To compute the change from 1992 to 2016 I used the ‘combine raster’ function in ArcGIS. The resulting layer stores land cover values from 1992 and 2016 for each cell. Since the resolution of the two data sets was different, the resulting combined layer used the coarser of the two resolutions, which was 1km. While there were many interesting transitions in the new combine layer, for this project I was interested in three: cropland lost, cropland gained, and urban land gained.

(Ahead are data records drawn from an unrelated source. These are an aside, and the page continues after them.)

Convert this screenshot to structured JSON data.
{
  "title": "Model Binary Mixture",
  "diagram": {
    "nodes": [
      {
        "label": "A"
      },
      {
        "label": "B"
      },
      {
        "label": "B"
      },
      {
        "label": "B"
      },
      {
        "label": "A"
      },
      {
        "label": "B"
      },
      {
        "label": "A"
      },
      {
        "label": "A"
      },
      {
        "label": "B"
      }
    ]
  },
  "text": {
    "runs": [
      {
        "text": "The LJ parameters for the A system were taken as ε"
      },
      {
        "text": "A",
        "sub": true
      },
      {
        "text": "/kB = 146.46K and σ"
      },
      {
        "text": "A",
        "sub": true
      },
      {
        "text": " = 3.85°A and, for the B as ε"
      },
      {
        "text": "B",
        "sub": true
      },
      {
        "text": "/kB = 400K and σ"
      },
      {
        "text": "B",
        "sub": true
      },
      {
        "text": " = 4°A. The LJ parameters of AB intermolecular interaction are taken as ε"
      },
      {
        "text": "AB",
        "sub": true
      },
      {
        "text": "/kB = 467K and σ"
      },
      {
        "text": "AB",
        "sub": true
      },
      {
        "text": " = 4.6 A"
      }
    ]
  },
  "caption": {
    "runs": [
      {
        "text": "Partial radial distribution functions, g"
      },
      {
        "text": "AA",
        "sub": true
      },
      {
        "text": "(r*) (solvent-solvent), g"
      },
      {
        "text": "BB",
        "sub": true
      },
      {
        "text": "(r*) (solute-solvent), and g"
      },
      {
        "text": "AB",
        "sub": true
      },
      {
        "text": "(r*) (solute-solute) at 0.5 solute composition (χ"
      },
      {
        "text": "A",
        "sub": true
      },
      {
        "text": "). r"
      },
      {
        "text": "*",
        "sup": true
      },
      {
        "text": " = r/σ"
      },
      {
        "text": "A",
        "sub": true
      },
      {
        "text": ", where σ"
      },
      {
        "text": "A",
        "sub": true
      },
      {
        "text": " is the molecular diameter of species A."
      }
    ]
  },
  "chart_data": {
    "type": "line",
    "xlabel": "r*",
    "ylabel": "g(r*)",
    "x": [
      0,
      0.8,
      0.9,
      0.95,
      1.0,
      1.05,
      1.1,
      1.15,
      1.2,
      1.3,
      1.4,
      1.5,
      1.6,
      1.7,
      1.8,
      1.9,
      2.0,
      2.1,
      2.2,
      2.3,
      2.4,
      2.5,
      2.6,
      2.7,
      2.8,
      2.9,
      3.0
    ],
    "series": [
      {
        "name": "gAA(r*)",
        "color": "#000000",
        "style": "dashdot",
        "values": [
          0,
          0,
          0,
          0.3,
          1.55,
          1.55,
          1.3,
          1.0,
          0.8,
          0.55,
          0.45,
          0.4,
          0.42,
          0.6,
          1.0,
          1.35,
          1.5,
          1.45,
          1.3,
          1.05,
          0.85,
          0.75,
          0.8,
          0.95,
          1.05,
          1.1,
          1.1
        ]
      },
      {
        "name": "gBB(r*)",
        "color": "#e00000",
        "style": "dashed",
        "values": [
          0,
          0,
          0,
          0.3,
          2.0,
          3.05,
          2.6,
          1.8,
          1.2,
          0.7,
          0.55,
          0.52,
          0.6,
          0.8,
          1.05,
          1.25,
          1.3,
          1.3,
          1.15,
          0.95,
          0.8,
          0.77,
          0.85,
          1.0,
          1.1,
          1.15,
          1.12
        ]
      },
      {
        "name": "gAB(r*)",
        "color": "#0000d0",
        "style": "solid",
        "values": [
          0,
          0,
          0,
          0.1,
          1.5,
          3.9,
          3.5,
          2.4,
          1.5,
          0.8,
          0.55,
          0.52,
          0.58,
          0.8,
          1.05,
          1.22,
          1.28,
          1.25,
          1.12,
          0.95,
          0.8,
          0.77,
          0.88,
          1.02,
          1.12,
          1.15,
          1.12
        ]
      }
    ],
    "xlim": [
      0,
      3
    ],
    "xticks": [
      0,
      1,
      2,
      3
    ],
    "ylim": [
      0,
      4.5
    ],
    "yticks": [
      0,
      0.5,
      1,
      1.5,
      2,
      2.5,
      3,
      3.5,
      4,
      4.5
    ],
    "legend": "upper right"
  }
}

I used an SQL to isolate the transitions of interest. For example, the SQL for cropland lost was ‘select where 1992 is equal to cropland AND 2016 is not equal to cropland’. This returns all of the transitions for cropland to other land cover classes while excluding the cropland that remained cropland. I then reclassified the combined data to remove all transitions except those highlighted in the SQL. The resulting data set showed all cells where, for example, cropland was in 1992, but not in 2016 as well what class the cropland became.

Transition Matrix

The combine raster provided visual, qualitative analysis of land cover change, but I also wanted to quantify how much the land was changing. To do this I generated a transition matrix using a Python notebook in ArcGIS. A transition matrix, also called a pivot table, simplifies a complex table by eliminating redundancy (ArcMap tools pivot table, esri). It quantifies how classes change between two related data sets. Regarding land cover, the transition shows what percentage of land cover remained in the same class from 1992 to 2016 and what percentage changed classes.